Domani è il 1° giugno e il Milan è ancora senza la struttura del club. Manca un amministratore delegato; mancano le menti dell'area sportiva, il direttore tecnico e quello sportivo; manca ovviamente un allenatore con tutto il suo staff; mancano dei progetti chiari per il calciomercato. In definitiva la domanda è, dopo aver cacciato in tronco tutti i principali artefici della mancata qualificazione in Champions League lunedì scorso, qual è esattamente il piano di Gerry Cardinale?

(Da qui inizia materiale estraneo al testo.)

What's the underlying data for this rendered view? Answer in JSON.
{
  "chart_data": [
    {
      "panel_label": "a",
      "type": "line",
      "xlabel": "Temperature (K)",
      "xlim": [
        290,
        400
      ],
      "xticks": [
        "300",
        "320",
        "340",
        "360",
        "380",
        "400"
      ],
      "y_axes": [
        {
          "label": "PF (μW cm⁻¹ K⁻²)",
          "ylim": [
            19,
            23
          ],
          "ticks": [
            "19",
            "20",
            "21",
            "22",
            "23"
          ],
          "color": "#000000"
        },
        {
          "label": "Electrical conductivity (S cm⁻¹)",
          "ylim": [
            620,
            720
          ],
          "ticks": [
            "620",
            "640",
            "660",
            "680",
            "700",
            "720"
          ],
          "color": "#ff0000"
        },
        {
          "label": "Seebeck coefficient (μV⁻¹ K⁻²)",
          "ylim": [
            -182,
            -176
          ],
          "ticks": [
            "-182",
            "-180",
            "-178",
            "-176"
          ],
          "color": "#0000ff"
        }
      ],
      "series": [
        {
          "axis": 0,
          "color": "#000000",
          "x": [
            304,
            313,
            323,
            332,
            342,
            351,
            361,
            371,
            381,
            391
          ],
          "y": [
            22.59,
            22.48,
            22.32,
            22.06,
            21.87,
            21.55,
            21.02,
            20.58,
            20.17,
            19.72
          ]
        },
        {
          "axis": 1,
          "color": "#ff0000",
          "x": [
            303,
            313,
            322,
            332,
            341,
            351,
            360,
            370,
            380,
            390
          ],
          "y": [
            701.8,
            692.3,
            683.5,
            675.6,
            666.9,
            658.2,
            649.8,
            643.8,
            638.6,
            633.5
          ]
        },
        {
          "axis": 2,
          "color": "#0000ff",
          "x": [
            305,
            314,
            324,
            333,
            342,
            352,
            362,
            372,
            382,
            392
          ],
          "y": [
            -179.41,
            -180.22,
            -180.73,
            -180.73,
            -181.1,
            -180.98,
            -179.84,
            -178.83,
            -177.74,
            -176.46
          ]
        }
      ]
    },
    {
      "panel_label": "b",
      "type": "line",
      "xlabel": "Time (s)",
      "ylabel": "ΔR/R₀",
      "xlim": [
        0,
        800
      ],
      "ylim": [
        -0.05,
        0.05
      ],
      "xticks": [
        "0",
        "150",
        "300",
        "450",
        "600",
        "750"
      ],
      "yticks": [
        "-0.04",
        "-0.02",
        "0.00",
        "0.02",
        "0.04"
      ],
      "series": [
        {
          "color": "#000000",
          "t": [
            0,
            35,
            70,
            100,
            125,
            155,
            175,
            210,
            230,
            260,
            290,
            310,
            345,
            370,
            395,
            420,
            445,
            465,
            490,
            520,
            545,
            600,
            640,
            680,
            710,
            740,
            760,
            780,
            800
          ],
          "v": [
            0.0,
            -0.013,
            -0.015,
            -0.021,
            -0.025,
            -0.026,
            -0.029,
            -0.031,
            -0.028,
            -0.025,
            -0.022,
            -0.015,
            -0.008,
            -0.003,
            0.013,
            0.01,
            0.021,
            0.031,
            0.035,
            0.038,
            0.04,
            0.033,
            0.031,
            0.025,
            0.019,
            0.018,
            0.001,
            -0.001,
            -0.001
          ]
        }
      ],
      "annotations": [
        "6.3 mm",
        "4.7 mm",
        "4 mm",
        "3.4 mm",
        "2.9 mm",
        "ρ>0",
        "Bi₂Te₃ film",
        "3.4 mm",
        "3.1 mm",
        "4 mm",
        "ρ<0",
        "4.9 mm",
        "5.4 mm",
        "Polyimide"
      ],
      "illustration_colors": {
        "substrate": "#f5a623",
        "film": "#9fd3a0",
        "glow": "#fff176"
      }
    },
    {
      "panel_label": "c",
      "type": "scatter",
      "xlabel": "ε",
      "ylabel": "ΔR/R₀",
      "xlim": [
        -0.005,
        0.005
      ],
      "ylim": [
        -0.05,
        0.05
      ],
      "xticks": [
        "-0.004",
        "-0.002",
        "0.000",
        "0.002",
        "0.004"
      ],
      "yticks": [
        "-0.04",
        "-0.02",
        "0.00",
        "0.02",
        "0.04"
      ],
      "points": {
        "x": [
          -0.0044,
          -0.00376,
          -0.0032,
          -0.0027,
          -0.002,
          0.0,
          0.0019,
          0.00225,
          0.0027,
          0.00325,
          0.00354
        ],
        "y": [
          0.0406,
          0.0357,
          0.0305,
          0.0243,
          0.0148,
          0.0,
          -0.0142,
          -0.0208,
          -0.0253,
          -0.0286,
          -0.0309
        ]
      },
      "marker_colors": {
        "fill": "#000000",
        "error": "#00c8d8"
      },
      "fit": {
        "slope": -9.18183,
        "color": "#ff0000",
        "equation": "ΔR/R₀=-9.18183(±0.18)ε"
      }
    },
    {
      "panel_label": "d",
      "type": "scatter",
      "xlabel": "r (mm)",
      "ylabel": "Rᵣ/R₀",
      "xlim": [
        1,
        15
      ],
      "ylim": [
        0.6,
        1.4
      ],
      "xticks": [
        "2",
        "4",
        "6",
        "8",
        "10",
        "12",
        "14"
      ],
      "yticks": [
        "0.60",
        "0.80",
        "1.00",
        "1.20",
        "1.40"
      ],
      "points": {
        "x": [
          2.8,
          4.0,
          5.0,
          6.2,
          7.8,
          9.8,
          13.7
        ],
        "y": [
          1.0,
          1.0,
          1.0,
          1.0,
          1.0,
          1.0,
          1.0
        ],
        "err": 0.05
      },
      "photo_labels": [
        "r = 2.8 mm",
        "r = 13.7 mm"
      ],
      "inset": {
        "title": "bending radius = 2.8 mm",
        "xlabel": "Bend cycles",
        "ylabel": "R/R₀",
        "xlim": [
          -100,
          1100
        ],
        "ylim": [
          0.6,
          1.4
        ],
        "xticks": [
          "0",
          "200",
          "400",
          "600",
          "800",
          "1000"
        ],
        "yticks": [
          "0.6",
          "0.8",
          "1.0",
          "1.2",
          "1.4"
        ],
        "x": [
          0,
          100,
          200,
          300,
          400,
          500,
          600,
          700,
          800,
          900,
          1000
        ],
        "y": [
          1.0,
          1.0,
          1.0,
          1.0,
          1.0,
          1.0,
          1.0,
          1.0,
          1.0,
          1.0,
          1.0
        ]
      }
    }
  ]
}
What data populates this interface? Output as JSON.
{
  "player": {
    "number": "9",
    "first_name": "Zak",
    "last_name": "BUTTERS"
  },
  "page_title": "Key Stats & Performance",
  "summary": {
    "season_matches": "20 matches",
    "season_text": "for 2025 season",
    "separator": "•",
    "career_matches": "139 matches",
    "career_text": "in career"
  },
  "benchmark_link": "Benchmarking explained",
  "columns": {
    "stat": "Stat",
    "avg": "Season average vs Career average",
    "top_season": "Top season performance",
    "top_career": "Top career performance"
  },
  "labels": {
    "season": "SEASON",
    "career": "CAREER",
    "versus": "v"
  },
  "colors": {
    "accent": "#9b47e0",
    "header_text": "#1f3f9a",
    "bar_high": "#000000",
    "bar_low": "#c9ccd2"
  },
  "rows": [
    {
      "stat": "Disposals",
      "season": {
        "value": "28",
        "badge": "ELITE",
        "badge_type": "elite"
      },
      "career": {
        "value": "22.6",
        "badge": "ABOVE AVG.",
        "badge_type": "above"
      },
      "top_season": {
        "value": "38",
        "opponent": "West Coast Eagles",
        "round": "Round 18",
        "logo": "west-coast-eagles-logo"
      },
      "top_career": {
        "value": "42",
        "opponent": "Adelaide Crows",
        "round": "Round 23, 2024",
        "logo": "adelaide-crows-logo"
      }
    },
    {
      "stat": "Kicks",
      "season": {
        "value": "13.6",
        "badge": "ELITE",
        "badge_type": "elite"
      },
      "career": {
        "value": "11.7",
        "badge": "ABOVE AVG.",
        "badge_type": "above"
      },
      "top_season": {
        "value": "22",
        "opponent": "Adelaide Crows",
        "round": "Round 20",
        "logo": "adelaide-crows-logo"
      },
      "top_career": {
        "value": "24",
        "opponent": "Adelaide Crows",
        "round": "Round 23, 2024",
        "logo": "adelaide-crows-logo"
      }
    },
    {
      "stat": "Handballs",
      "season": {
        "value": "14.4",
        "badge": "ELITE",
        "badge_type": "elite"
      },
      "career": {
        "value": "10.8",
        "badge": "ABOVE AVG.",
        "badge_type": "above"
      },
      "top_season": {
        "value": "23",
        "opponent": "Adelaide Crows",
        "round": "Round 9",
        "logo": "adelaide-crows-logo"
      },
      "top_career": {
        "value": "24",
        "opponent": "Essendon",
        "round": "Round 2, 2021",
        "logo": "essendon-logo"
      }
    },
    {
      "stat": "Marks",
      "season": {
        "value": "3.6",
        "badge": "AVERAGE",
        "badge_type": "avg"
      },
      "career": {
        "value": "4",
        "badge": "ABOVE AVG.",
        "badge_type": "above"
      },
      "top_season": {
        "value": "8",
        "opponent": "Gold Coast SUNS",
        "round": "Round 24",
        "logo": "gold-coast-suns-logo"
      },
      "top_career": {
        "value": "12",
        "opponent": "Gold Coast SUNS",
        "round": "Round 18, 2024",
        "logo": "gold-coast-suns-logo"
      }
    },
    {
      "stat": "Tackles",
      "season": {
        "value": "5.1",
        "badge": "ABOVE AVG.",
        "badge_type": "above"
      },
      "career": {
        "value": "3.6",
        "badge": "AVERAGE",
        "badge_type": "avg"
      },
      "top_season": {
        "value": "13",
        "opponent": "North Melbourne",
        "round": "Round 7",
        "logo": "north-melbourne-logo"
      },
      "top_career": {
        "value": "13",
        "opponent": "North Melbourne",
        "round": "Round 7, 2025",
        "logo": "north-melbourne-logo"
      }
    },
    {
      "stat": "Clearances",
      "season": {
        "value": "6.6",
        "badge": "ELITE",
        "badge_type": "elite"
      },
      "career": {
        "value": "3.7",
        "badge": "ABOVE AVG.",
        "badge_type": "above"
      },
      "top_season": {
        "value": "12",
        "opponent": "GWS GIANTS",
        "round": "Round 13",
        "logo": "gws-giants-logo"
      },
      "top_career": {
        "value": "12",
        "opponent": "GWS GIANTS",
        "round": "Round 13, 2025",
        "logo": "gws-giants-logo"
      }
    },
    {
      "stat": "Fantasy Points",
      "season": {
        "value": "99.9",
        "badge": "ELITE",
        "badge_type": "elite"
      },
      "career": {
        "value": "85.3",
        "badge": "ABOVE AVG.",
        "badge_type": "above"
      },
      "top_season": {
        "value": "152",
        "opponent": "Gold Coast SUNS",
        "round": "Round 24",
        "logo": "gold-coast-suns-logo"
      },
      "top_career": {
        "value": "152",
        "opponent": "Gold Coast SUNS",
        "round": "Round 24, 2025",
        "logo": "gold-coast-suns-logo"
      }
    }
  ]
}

MILAN SENZA UN PROGETTO CHIARO
Una settimana fa il Milan chiudeva il suo 2026 da horror con una sconfitta umiliante in casa contro il Cagliari, che ha sancito il mancato accesso dei rossoneri in Champions League. Il "fallimento" di cui aveva parlato il proprietario Gerry Cardinale qualche settimana prima si è effettivamente materializzato. La scelta, quasi impulsiva ma molto americana, è stata di licenziare tutti lunedì: via il tecnico Allegri, via l'amministratore delegato Furlani, via il direttore sportivo Tare e via il direttore dell'area tecnica Moncada. E quando un manager, nel calcio, decide di cambiare e rivoluzionare tutto, ci si aspetta che sia già pronto dietro un progetto chiaro con cui ripartire. Quello che emerge da questa settimana, invece, è che RedBird non sembra avere un progetto chiaro ma piuttosto sta agendo per tentativi, maldestri, di Ibrahimovic con il benestare del proprietario.
MILAN, QUAL È IL PIANO?
La domanda che tutti i tifosi del Milan oggi si fanno è: qual è il piano? Domani inizia il mese di giugno, ne mancherà uno all'inizio della nuova stagione. E mentre tutte le altre squadra si sono già mosse per allenatori e direttori, alcune anche sul mercato, il Milan è in fase di stallo. Come detto mancano dirigenti apicali, il tecnico e c'è anche tanta incertezza sulla rosa. Chi rimarrà al Milan? Leao ha detto che se ne andrà ed è stato scaricato pure da Cardinale; Modric verosimilmente non tornerà; sarà probabilmente necessaria qualche cessione di qualche giocatore per monetizzare con Maignan, Pavlovic e Rabiot che sono nomi quotati in questo senso; il calciomercato è immobile senza un direttore sportivo a dettare il passo. In tutto questo i tentativi di mettere sotto contratto un allenatore sono stati dei buchi nell'acqua: sono arrivate porte in faccia da Iraola e Xavi. Difficile arrivare a Jaissle e Pochettino. Come direttore tecnico è stato individuato Ralf Rangnick che però allo stesso Ibrahimovic che lo ha contattato non convince perché teme che si prenda troppo potere. Inoltre anche se arrivasse il tedesco, sarebbe impegnato al Mondiale come CT dell'Austria almeno fino al 28 giugno. Adesso i nomi in voga sono Oliver Glasner e Arne Slot, perché si sono liberati a fine stagione: quanto dureranno le loro candidature? Insomma non si capisce il piano che Cardinale, Ibrahimovic e Calvelli. Oggi, a un mese e un giorno dall'inizio del calciomercato e della nuova stagione, sembra il solito grande caos.